Arrivano buone notizie dalla ricerca secondo quanto pubblicato dal giornale Financial Times, il candidato vaccino anti-Covid-19, sviluppato dall’Università di Oxford in collaborazione con l’Irbm di Pomezia e prodotto da AstraZenca “ha innescato una robusta risposta immunitaria negli anziani, il gruppo a più alto rischio di malattia”. Il problema dei vaccini per gli anziani è, infatti, che il sistema immunitario si indebolisce con l’età, e questo ha fatto temere ai ricercatori di tutto il mondo che proprio il gruppo che ha più bisogno della protezione possa generare la risposta meno efficace una volta immunizzato.

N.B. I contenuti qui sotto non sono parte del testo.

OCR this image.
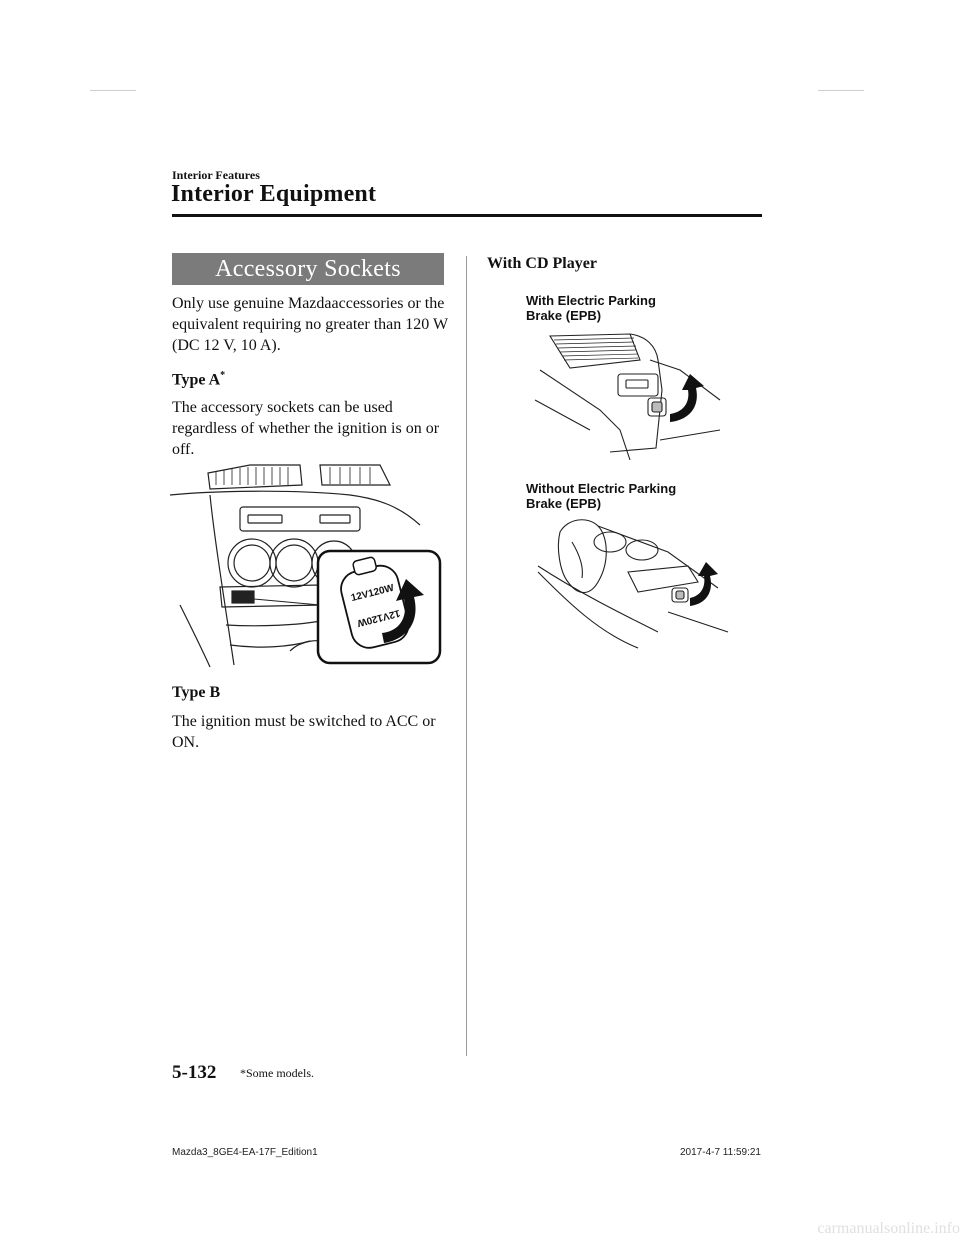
Interior Features
Interior Equipment
Accessory Sockets
Only use genuine Mazdaaccessories or the equivalent requiring no greater than 120 W (DC 12 V, 10 A).
Type A*
The accessory sockets can be used regardless of whether the ignition is on or off.
12V120W
12V120W
Type B
The ignition must be switched to ACC or ON.
With CD Player
With Electric Parking
Brake (EPB)
Without Electric Parking
Brake (EPB)
5-132 *Some models.
Mazda3_8GE4-EA-17F_Edition1	2017-4-7 11:59:21
carmanualsonline.info
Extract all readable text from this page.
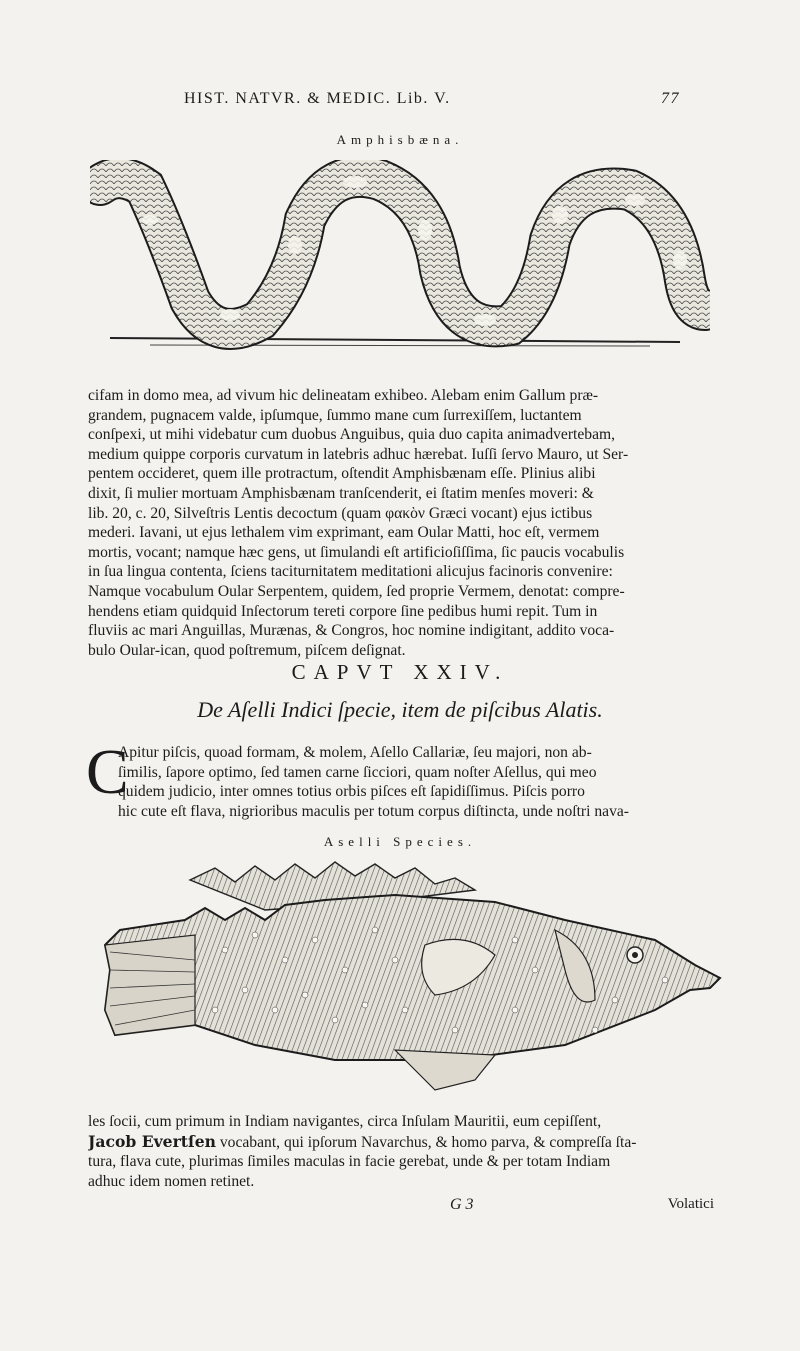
HIST. NATVR. & MEDIC. Lib. V.	77
Amphisbæna.
cifam in domo mea, ad vivum hic delineatam exhibeo. Alebam enim Gallum præ-
grandem, pugnacem valde, ipſumque, ſummo mane cum ſurrexiſſem, luctantem
conſpexi, ut mihi videbatur cum duobus Anguibus, quia duo capita animadvertebam,
medium quippe corporis curvatum in latebris adhuc hærebat. Iuſſi ſervo Mauro, ut Ser-
pentem occideret, quem ille protractum, oſtendit Amphisbænam eſſe. Plinius alibi
dixit, ſi mulier mortuam Amphisbænam tranſcenderit, ei ſtatim menſes moveri: &
lib. 20, c. 20, Silveſtris Lentis decoctum (quam φακὸν Græci vocant) ejus ictibus
mederi. Iavani, ut ejus lethalem vim exprimant, eam Oular Matti, hoc eſt, vermem
mortis, vocant; namque hæc gens, ut ſimulandi eſt artificioſiſſima, ſic paucis vocabulis
in ſua lingua contenta, ſciens taciturnitatem meditationi alicujus facinoris convenire:
Namque vocabulum Oular Serpentem, quidem, ſed proprie Vermem, denotat: compre-
hendens etiam quidquid Inſectorum tereti corpore ſine pedibus humi repit. Tum in
fluviis ac mari Anguillas, Murænas, & Congros, hoc nomine indigitant, addito voca-
bulo Oular-ican, quod poſtremum, piſcem deſignat.
CAPVT XXIV.
De Aſelli Indici ſpecie, item de piſcibus Alatis.
C
Apitur piſcis, quoad formam, & molem, Aſello Callariæ, ſeu majori, non ab-
ſimilis, ſapore optimo, ſed tamen carne ſicciori, quam noſter Aſellus, qui meo
quidem judicio, inter omnes totius orbis piſces eſt ſapidiſſimus. Piſcis porro
hic cute eſt flava, nigrioribus maculis per totum corpus diſtincta, unde noſtri nava-
Aselli Species.
les ſocii, cum primum in Indiam navigantes, circa Inſulam Mauritii, eum cepiſſent,
Jacob Evertſen vocabant, qui ipſorum Navarchus, & homo parva, & compreſſa ſta-
tura, flava cute, plurimas ſimiles maculas in facie gerebat, unde & per totam Indiam
adhuc idem nomen retinet.
G 3	Volatici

Secondo il quotidiano inglese, il vaccino stimola la produzione di anticorpi protettivi e di cellule T, una condizione necessaria anche se non sufficiente a stabilire l’efficacia e che non dà indicazioni sulla sicurezza. La risposta immunitaria da parte degli anziani sarebbe simile a quella già vista negli adulti tra 18 e 55 anni, già descritta a luglio. Anche questi risultati, riporta il Ft, saranno pubblicati a breve su una rivista scientifica.
Il vaccino di Oxford è uno di quelli in fase più avanzata di sviluppo in questo momento, con i primi dati su sicurezza ed efficacia che sono attesi entro quest’anno. Il test negli Usa del vaccino è appena ripreso, dopo uno stop per l’analisi di alcuni effetti collaterali segnalati dall’azienda. Tuttavia, mentre buoni dati di immunogenicità sarebbero incoraggianti in ultima analisi, è cruciale capire se il vaccino protegge da malattie gravi e lo sapremo solo dagli studi di fase 3.
Intanto, sembra trapelare ottimismo sul fatto che la vaccinazione di gruppi prioritari come il personale del Servizio sanitario nazionale britannico in prima linea nella lotta contro Covid-19 possa essere avviata già a gennaio.
Secondo Piero Di Lorenzo, presidente dell’Irbm di Pomezia, l’azienda italiana che sta contribuendo allo sviluppo, l’Italia è riuscita ad inserirsi nel gruppo di testa dei paesi europei che hanno prenotato il vaccino e quindi dovrebbe essere tra i primi ad averlo. Se si arriverà alla fine della sperimentazione della fase 3 entro dicembre senza che si verifichino casi avversi, delle prime 20-30 milioni di dosi prodotte, nel nostro Paese dovrebbero arrivarne 2-3 milioni.